While cruise bookings observe a resurgence following the Covid-19 pandemic that has made luxury liners into mere mothballs, a Finland-based shipyard has been giving exclusive finishing touches on what will be the world’s largest cruise vessel.
Royal Caribbean’s new Icon of the Seas is almost hitting its completion phase in the Turku shipyard on the southwestern coast of Finland; the maiden voyage has been scheduled for 2024 (January).
While some labelled the colossal structure a “monstrosity”, citing its climate footprint, others are still in awe of the engineering integrated into such a floating holiday destination and are flocking to purchase tickets.

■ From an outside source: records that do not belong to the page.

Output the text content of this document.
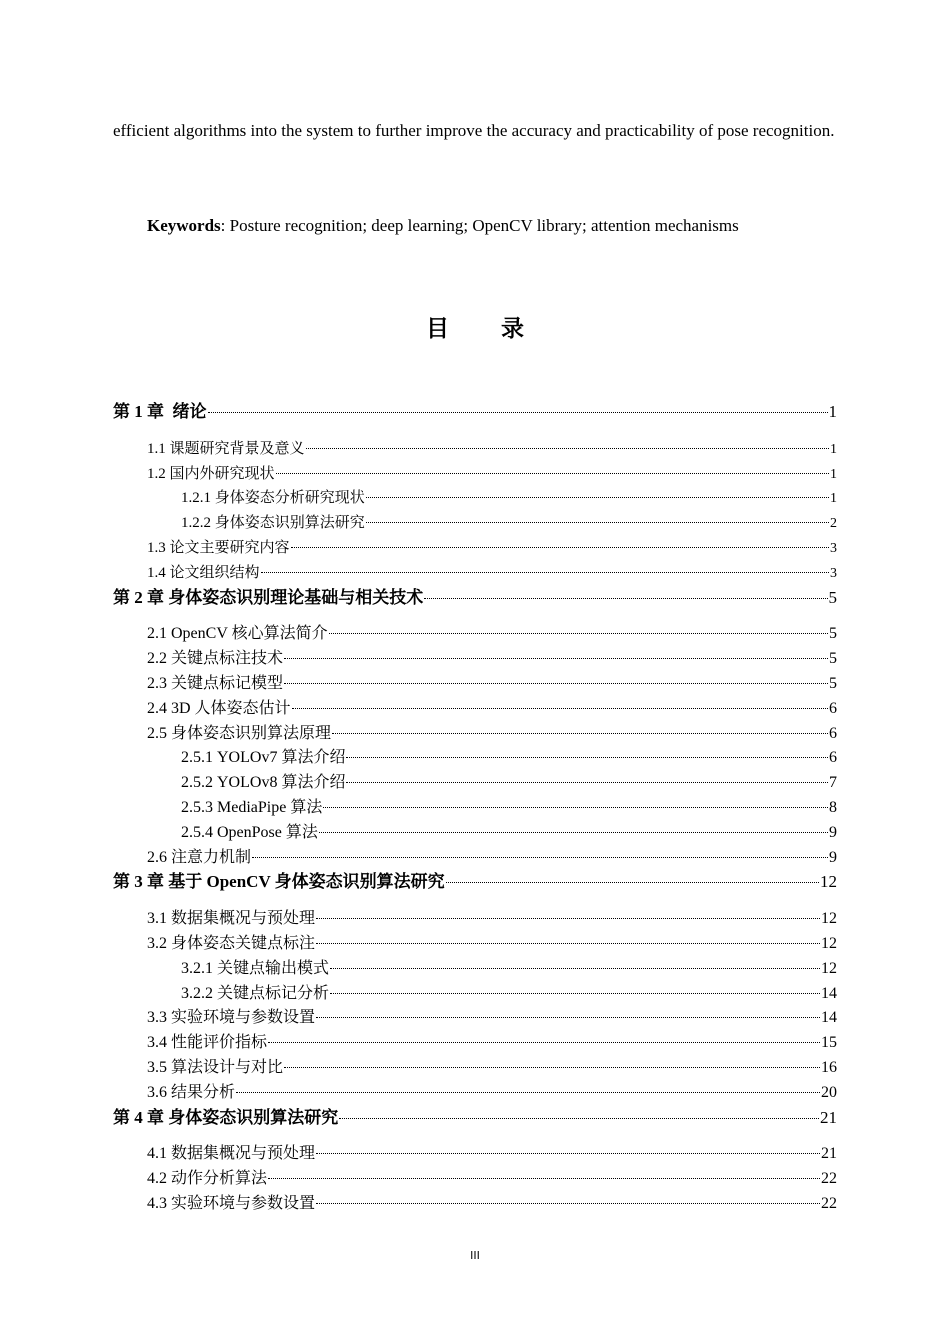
efficient algorithms into the system to further improve the accuracy and practicability of pose recognition.
Keywords: Posture recognition; deep learning; OpenCV library; attention mechanisms
目 录
第 1 章  绪论	1
1.1 课题研究背景及意义	1
1.2 国内外研究现状	1
1.2.1 身体姿态分析研究现状	1
1.2.2 身体姿态识别算法研究	2
1.3 论文主要研究内容	3
1.4 论文组织结构	3
第 2 章 身体姿态识别理论基础与相关技术	5
2.1 OpenCV 核心算法简介	5
2.2 关键点标注技术	5
2.3 关键点标记模型	5
2.4 3D 人体姿态估计	6
2.5 身体姿态识别算法原理	6
2.5.1 YOLOv7 算法介绍	6
2.5.2 YOLOv8 算法介绍	7
2.5.3 MediaPipe 算法	8
2.5.4 OpenPose 算法	9
2.6 注意力机制	9
第 3 章 基于 OpenCV 身体姿态识别算法研究	12
3.1 数据集概况与预处理	12
3.2 身体姿态关键点标注	12
3.2.1 关键点输出模式	12
3.2.2 关键点标记分析	14
3.3 实验环境与参数设置	14
3.4 性能评价指标	15
3.5 算法设计与对比	16
3.6 结果分析	20
第 4 章 身体姿态识别算法研究	21
4.1 数据集概况与预处理	21
4.2 动作分析算法	22
4.3 实验环境与参数设置	22
III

Resembling a village rather than a vessel, the mammoth ship boasts colourful water parks, over 20 decks, and can carry almost 10,000 individuals.

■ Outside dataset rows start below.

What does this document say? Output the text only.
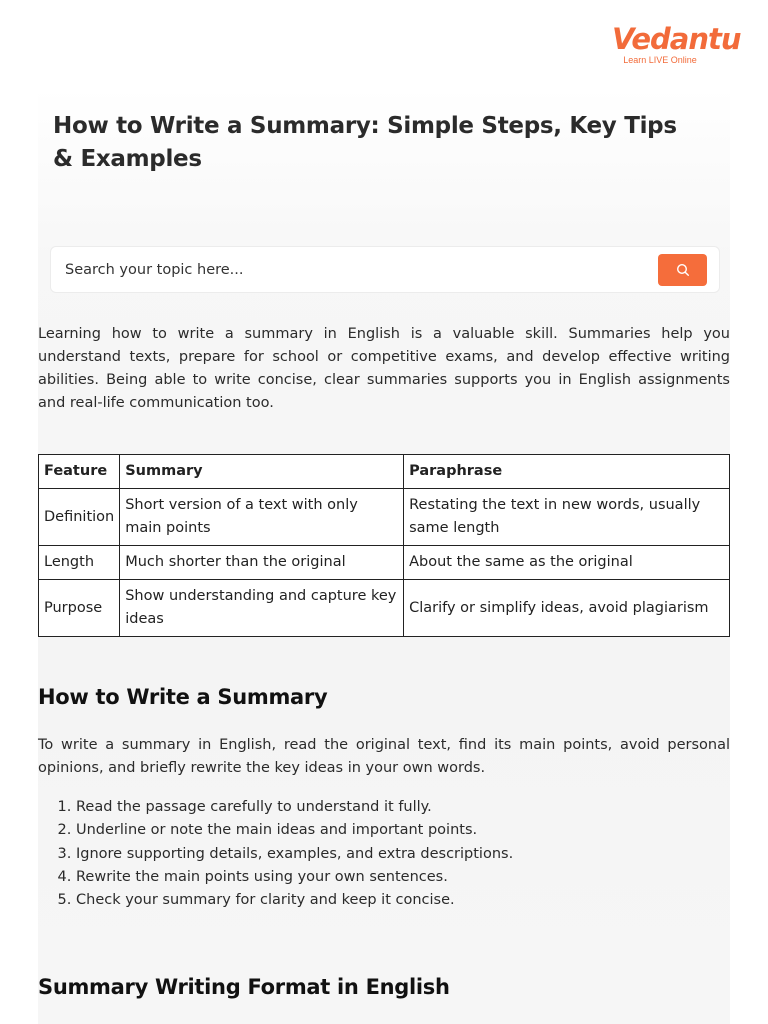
Vedantu
Learn LIVE Online
How to Write a Summary: Simple Steps, Key Tips & Examples
Search your topic here...

Learning how to write a summary in English is a valuable skill. Summaries help you understand texts, prepare for school or competitive exams, and develop effective writing abilities. Being able to write concise, clear summaries supports you in English assignments and real-life communication too.

Feature	Summary	Paraphrase
Definition	Short version of a text with only main points	Restating the text in new words, usually same length
Length	Much shorter than the original	About the same as the original
Purpose	Show understanding and capture key ideas	Clarify or simplify ideas, avoid plagiarism
How to Write a Summary

To write a summary in English, read the original text, find its main points, avoid personal opinions, and briefly rewrite the key ideas in your own words.

1. Read the passage carefully to understand it fully.
2. Underline or note the main ideas and important points.
3. Ignore supporting details, examples, and extra descriptions.
4. Rewrite the main points using your own sentences.
5. Check your summary for clarity and keep it concise.
Summary Writing Format in English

A distinct feature of the new vessel, which went into the construction phase in 2021 and embarked on its sea trials in June, is a vast glass dome covering part of the front section.
The pandemic undoubtedly dealt a massive blow to the entire industry, raising doubts about whether it would recover.
Cruise majors are, however, now seeing guests return.
The Cruise Lines International Association has estimated that guest volume will surpass what was seen in pre-pandemic levels, with about 31.5 million passengers in 2023.
With the limitations gone and the situation easing up, the market is returning very strong, Meyer mentioned.
Is bigger better?
With a tonnage of a whopping 250,800 – which is five times that of Titanic – the Icon of the Seas is going to secure the much-celebrated title of the largest cruise vessel in the world from the present flagship vessel, Wonder of the Seas of the Royal Caribbean’s.
Besides, Meyer Turku has two similar-sized vessels in the Icon class in the order books.
Over the past decade, cruise vessels have become exponentially bigger, added Alexis Papathanassis, the professor of Cruise Management associated with the Bremerhaven University of Applied Sciences.
Papathanassis observed that there are tell-tale economic benefits to mega-sized vessels, lowering the cost of individual guests.
With seven pools, an ice skating rink, waterslides, a park, shopping promenades, and more venues than any other vessel, larger vessels like the Icon of the Seas also provide more options to spend money on it.
This enables cruise majors to be more profitable; he pointed out.
The cruise lines welcome the extra income – to survive COVID-19 lockdowns, they had to take a lot of credit they now have to pay back.
It will be a challenging time with financial austerity for cruise firms, Papathanassis said, adding that he expected the ticket prices to go up.
While the tendency toward ramping up the size of the vessel isn’t going to stop, Papathanassis strongly believes that it will undoubtedly be slowed down.
The main reason behind this is not engineering but the financial factor.
The bigger the vessels are, the higher the investment cost and the technology know-how. Besides, technological know-how doesn’t come cheap, Papathanassis mentioned.
Similarly, he specified that the larger vessels have unique challenges, like port overcrowding.
As passenger numbers have increased, popular cruise hotspots, including the Arctic town of Longyearbyen, located in the Svalbard archipelago of Norway, have been raising concerns regarding the lack of infrastructure to accommodate large crowds.
As cruise firms aim to boost passenger capacity, they also lower the ratio of crew to guests, which can put forward newer challenges in case of unforeseen events.
Regarding unprecedented accidents or crises on the vessels, with larger ships, it’s a more significant challenge to tackle the evacuation, per Papathanassis.
From a climate standpoint, some argue that one large vessel is more energy efficient than many small ones.
But the others disagree.
Going by that logic, there would be bigger cruise vessels, but fewer of them, explained Constance Dijkstra, a shipping campaigner associated with the NGO Transport & Environment (T&E).
But that is not what is happening. They are witnessing an increasing number of vessels that are bigger than ever.
And while modern vessels are taking significant steps to mitigate emissions with advanced technology – the Icon of the Seas will run on liquefied natural gas (LNG) – environmentalists aren’t convinced.
Often hailed as a bridge toward more climate-neutral options, LNG has significantly lower emissions than conventional marine fuels; however, T&E has voiced some concerns over probable methane leaks.
Dijkstra mentioned that LNG has dramatic effects on the climate as it gives out methane.
A component of LNG, methane is a potent greenhouse gas, which can have a worse effect on the climate than even carbon dioxide.
The issue is when LNG is being used as a marine fuel, which signifies encouragement for the gas industry’s development.